Financial aid packages vary greatly from school to school and can depend on something as simple as your need, your grades, and the school’s available funds. If you have any kind of special circumstance, call the financial aid office and set up an appointment to talk about it. They might not be able to budge on the amount of aid they are offering, but you won’t ever know unless you ask.
Did you know there are lots of hidden secrets to financial aid – how to find it, get it, keep it, and use it wisely? There’s no one-size-fits-all for financial aid either. Believe it or not, all financial aid isn’t the same. Knowing the difference helps you manage your tuition budget.
Remember financial aid awards are often based on requirements, so make sure you know what they are. For instance, if you are required to take a full load of classes, understand that dropping below that minimum required credit load could jeopardize your funding.
Always remember that you can ask for a formal financial aid review at your school. If you can explain your hardship, the school might be able to offer more.
What kinds of financial aid exist and what’s the difference?

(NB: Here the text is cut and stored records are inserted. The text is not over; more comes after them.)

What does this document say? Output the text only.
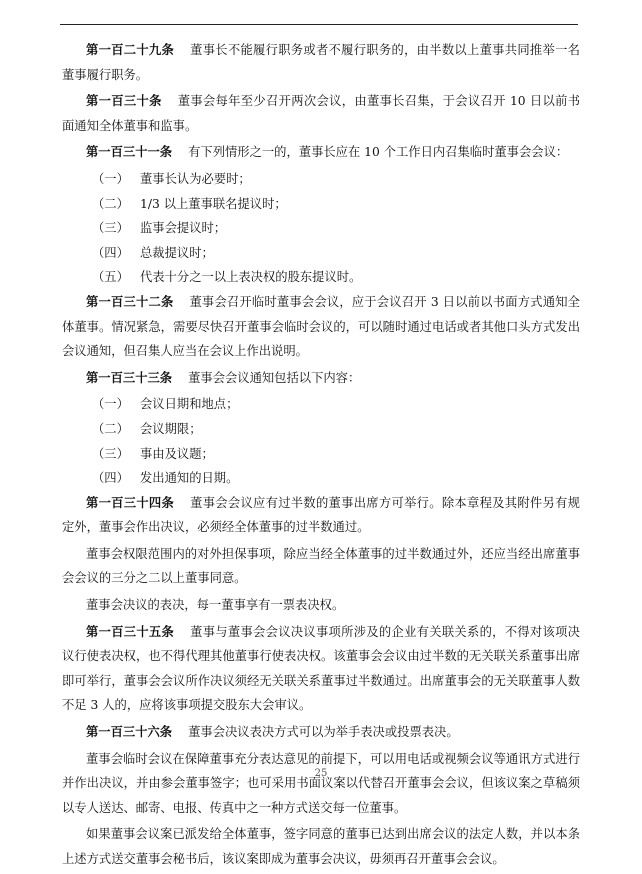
第一百二十九条 董事长不能履行职务或者不履行职务的，由半数以上董事共同推举一名董事履行职务。

第一百三十条 董事会每年至少召开两次会议，由董事长召集，于会议召开 10 日以前书面通知全体董事和监事。

第一百三十一条 有下列情形之一的，董事长应在 10 个工作日内召集临时董事会会议：

（一） 董事长认为必要时；
（二） 1/3 以上董事联名提议时；
（三） 监事会提议时；
（四） 总裁提议时；
（五） 代表十分之一以上表决权的股东提议时。

第一百三十二条 董事会召开临时董事会会议，应于会议召开 3 日以前以书面方式通知全体董事。情况紧急，需要尽快召开董事会临时会议的，可以随时通过电话或者其他口头方式发出会议通知，但召集人应当在会议上作出说明。

第一百三十三条 董事会会议通知包括以下内容：

（一） 会议日期和地点；
（二） 会议期限；
（三） 事由及议题；
（四） 发出通知的日期。

第一百三十四条 董事会会议应有过半数的董事出席方可举行。除本章程及其附件另有规定外，董事会作出决议，必须经全体董事的过半数通过。

董事会权限范围内的对外担保事项，除应当经全体董事的过半数通过外，还应当经出席董事会会议的三分之二以上董事同意。

董事会决议的表决，每一董事享有一票表决权。

第一百三十五条 董事与董事会会议决议事项所涉及的企业有关联关系的，不得对该项决议行使表决权，也不得代理其他董事行使表决权。该董事会会议由过半数的无关联关系董事出席即可举行，董事会会议所作决议须经无关联关系董事过半数通过。出席董事会的无关联董事人数不足 3 人的，应将该事项提交股东大会审议。

第一百三十六条 董事会决议表决方式可以为举手表决或投票表决。

董事会临时会议在保障董事充分表达意见的前提下，可以用电话或视频会议等通讯方式进行并作出决议，并由参会董事签字；也可采用书面议案以代替召开董事会会议，但该议案之草稿须以专人送达、邮寄、电报、传真中之一种方式送交每一位董事。

如果董事会议案已派发给全体董事，签字同意的董事已达到出席会议的法定人数，并以本条上述方式送交董事会秘书后，该议案即成为董事会决议，毋须再召开董事会会议。

25
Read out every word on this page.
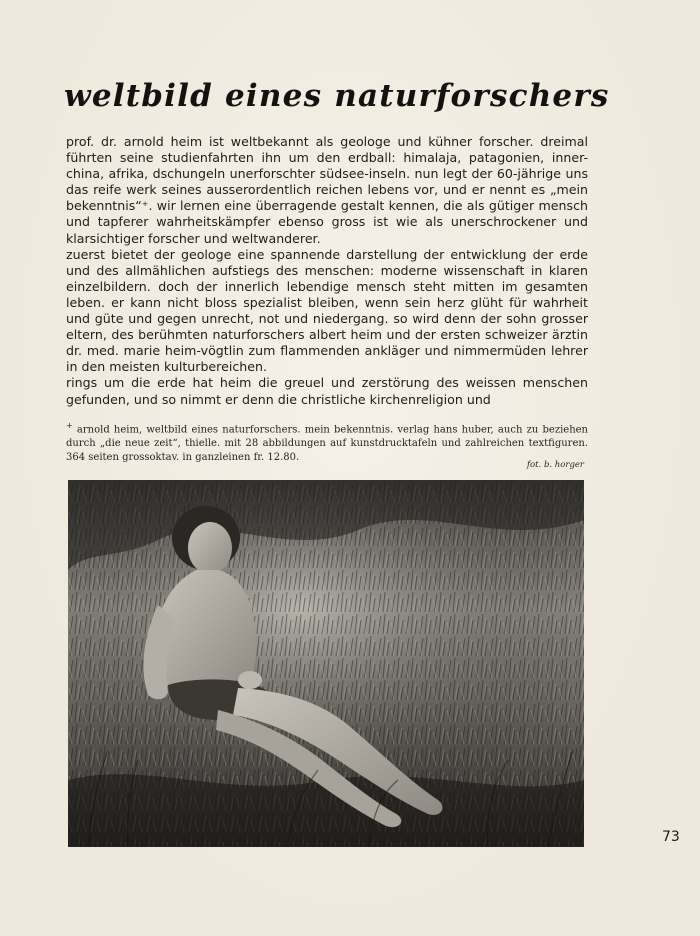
weltbild eines naturforschers

prof. dr. arnold heim ist weltbekannt als geologe und kühner forscher. dreimal führten seine studienfahrten ihn um den erdball: himalaja, patagonien, inner-china, afrika, dschungeln unerforschter südsee-inseln. nun legt der 60-jährige uns das reife werk seines ausserordentlich reichen lebens vor, und er nennt es „mein bekenntnis“⁺. wir lernen eine überragende gestalt kennen, die als gütiger mensch und tapferer wahrheitskämpfer ebenso gross ist wie als unerschrockener und klarsichtiger forscher und weltwanderer.

zuerst bietet der geologe eine spannende darstellung der entwicklung der erde und des allmählichen aufstiegs des menschen: moderne wissenschaft in klaren einzelbildern. doch der innerlich lebendige mensch steht mitten im gesamten leben. er kann nicht bloss spezialist bleiben, wenn sein herz glüht für wahrheit und güte und gegen unrecht, not und niedergang. so wird denn der sohn grosser eltern, des berühmten naturforschers albert heim und der ersten schweizer ärztin dr. med. marie heim-vögtlin zum flammenden ankläger und nimmermüden lehrer in den meisten kulturbereichen.

rings um die erde hat heim die greuel und zerstörung des weissen menschen gefunden, und so nimmt er denn die christliche kirchenreligion und

+ arnold heim, weltbild eines naturforschers. mein bekenntnis. verlag hans huber, auch zu beziehen durch „die neue zeit“, thielle. mit 28 abbildungen auf kunstdrucktafeln und zahlreichen textfiguren. 364 seiten grossoktav. in ganzleinen fr. 12.80.
fot. b. horger
73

1. Loans – Students and their families can apply for various federal and private loans to pay for their education. Look carefully into each as there are important differences in repaying the loans, limits, and loan terms (like interest rates and when they start accruing).
2. Scholarships – Scholarships can come from the school itself, another educational institution, or private and public organizations (from a local garden or business club to national ones like Minority Nurse Magazine, The Society of Women Engineers, or Lions Clubs International, for example). They don’t have to be repaid. Scholarships can seem like a real process – often requiring applications, essays, recommendations, and other documents. But it’s worth the effort to seek out scholarships that will be a good match for you. Start looking early!
3. Grants – Like a scholarship, a grant is given to you and doesn’t have to be repaid. Grants are often based on merit or merit plus a financial need and can come as part of your financial aid package. This is what we all like to call “free money.” But, like scholarships, some grants are based on strict requirements. You might have to apply, so look around and start the process early.
4. Work Study – Work study jobs are often given by a school’s financial aid office as part of the student’s aid package. Students can generally pick from a range of jobs and will work in exchange for money from the institution.
5. Federal Aid Programs – The government offers several types of aid – from loans to grants. You can apply for various aid packages using the Free Application for Federal Student Aid (FAFSA).
6. State Aid Programs – Many states have their own aid programs. Check the National Association of Student Financial Aid Administrators’ website to find potential funding sources in your state.
Stay focused and on track when looking for financial aid, as it’s not always obvious and schools don’t always wave their free money in front of you! Check and double check all the deadlines, so you don’t miss out on anything because you were supposed to apply two months ago.